This September, Fox’s debate — in Florida, with Mr. Romney, Mr. Paul and new names like Herman Cain and Michele Bachmann — attracted almost twice as many viewers: 6.1 million, the highest so far this year. The very first televised Republican debate this spring attracted almost 3.3 million viewers, while the first debate in the spring of 2007 had 1.8 million.
What explains the fact that debates this year are garnering almost twice as many viewers as any of the early debates, Democratic or Republican, did four years ago? Cable news executives don’t know for sure, but they have theories. Chief among them is that widespread anxiety about the economy and disapproval of the political system is building viewership.
“The ‘pox on all of their houses’ sentiment of the summer debt limit debate is clearly affecting voters,” said Mark Lukasiewicz, the senior vice president for NBC News specials. “It’s driven them to be a lot more interested and more engaged in the process early on.”
“The issues have never quite hit home to this degree,” said Michael Clemente, senior vice president for news editorial at Fox News.
Other theories involve livelier contenders, showier production values for the debates and an increase in online chatter about them — some of the same traits that make reality TV shows successful.
The record-high ratings do not benefit the cable news networks directly through advertising sales, because there are few ads during debates. But the debates do benefit the networks indirectly, by attracting election-season sponsorships and by lending prestige to their brands. “It’s a great tent pole,” Mr. Clemente said. “You get to showcase your best people.”
While that has been true for decades, it may matter more now that cable news channels are effectively politics channels around the clock, making them more eager than ever to have screen time with the candidates. Exceptionally early interest in the election has revealed itself not just in the debate ratings but “in clicks online for political stories and in ratings for candidate interviews,” said Sam Feist, the Washington bureau chief for CNN, which will host the next debate on Tuesday in Las Vegas.
Television producers have added a little more sizzle to the debates this year — the introduction to September’s CNN-Tea Party debate reminded many of a “WrestleMania” match — and they say they have, in some cases, spent a little more than in previous years on the productions.
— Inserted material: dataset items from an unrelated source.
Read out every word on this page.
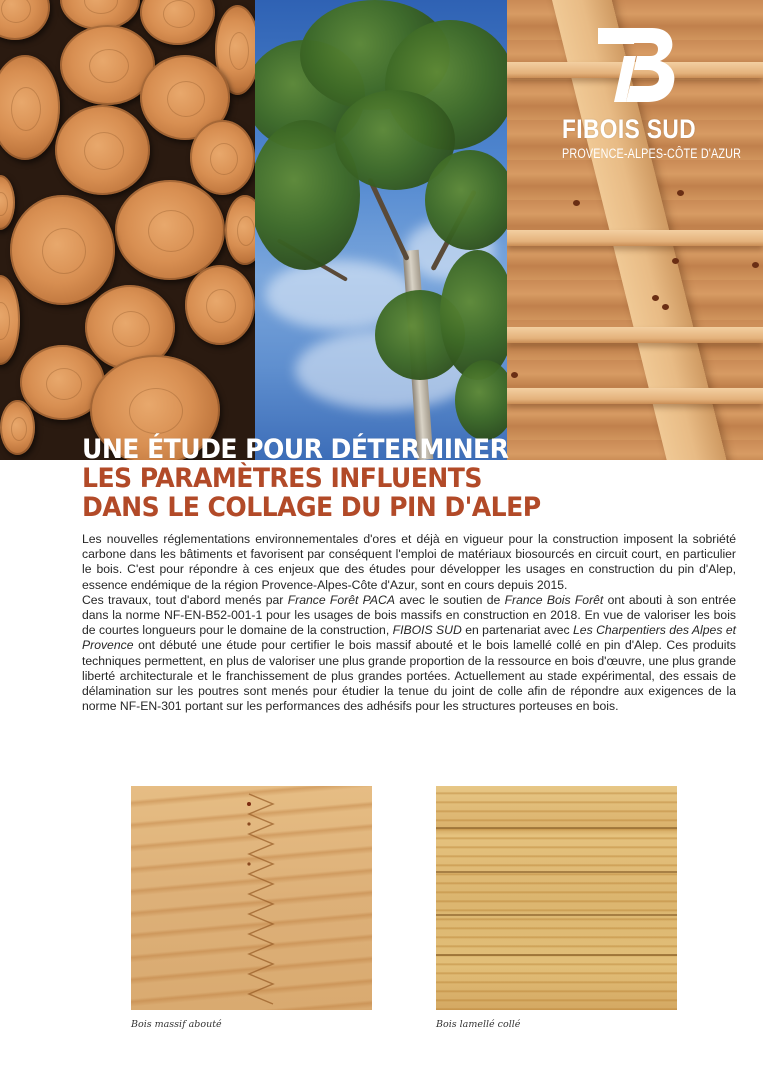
FIBOIS SUD
PROVENCE-ALPES-CÔTE D'AZUR
UNE ÉTUDE POUR DÉTERMINER
LES PARAMÈTRES INFLUENTS
DANS LE COLLAGE DU PIN D'ALEP

Les nouvelles réglementations environnementales d'ores et déjà en vigueur pour la construction imposent la sobriété carbone dans les bâtiments et favorisent par conséquent l'emploi de matériaux biosourcés en circuit court, en particulier le bois. C'est pour répondre à ces enjeux que des études pour développer les usages en construction du pin d'Alep, essence endémique de la région Provence-Alpes-Côte d'Azur, sont en cours depuis 2015.

Ces travaux, tout d'abord menés par France Forêt PACA avec le soutien de France Bois Forêt ont abouti à son entrée dans la norme NF-EN-B52-001-1 pour les usages de bois massifs en construction en 2018. En vue de valoriser les bois de courtes longueurs pour le domaine de la construction, FIBOIS SUD en partenariat avec Les Charpentiers des Alpes et Provence ont débuté une étude pour certifier le bois massif abouté et le bois lamellé collé en pin d'Alep. Ces produits techniques permettent, en plus de valoriser une plus grande proportion de la ressource en bois d'œuvre, une plus grande liberté architecturale et le franchissement de plus grandes portées. Actuellement au stade expérimental, des essais de délamination sur les poutres sont menés pour étudier la tenue du joint de colle afin de répondre aux exigences de la norme NF-EN-301 portant sur les performances des adhésifs pour les structures porteuses en bois.

Bois massif abouté	Bois lamellé collé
CNN intentionally held its debates this summer in large arenas. “I’m not sure that there’s a direct correlation between production values and ratings, but just anecdotally, the bigger the event feels on TV, the bigger the audience” that tunes in, Mr. Feist said.
(The introductory theme for Tuesday’s debate sounds a lot like an Olympics opening ceremony theme.)
Over all, though, Mr. Feist and his counterparts say they have made no major changes to the marketing, publicity or format of debates. For the most part, they credit the people on stage and the dramatic situations that those characters, for lack of a better word, create. Mr. Clemente said, “If I said, ‘There’s going to be a show on where you can find out how you might get a better job or retirement income,’ you’d go, ‘Geez, all right, let me listen to that.’ ”
In the early days of the presidential primary race, in May and June, the audience was more than three million each for the first debate on Fox and the second debate on CNN. The audience rose to five million on Fox in August and to 5.4 million on MSNBC in early September. A week later, the CNN-Tea Party debate drew 3.6 million; that decline was attributed to competition from “Monday Night Football” and tennis matches on other channels. Then came the current cycle’s record-setter, 6.1 million on Fox.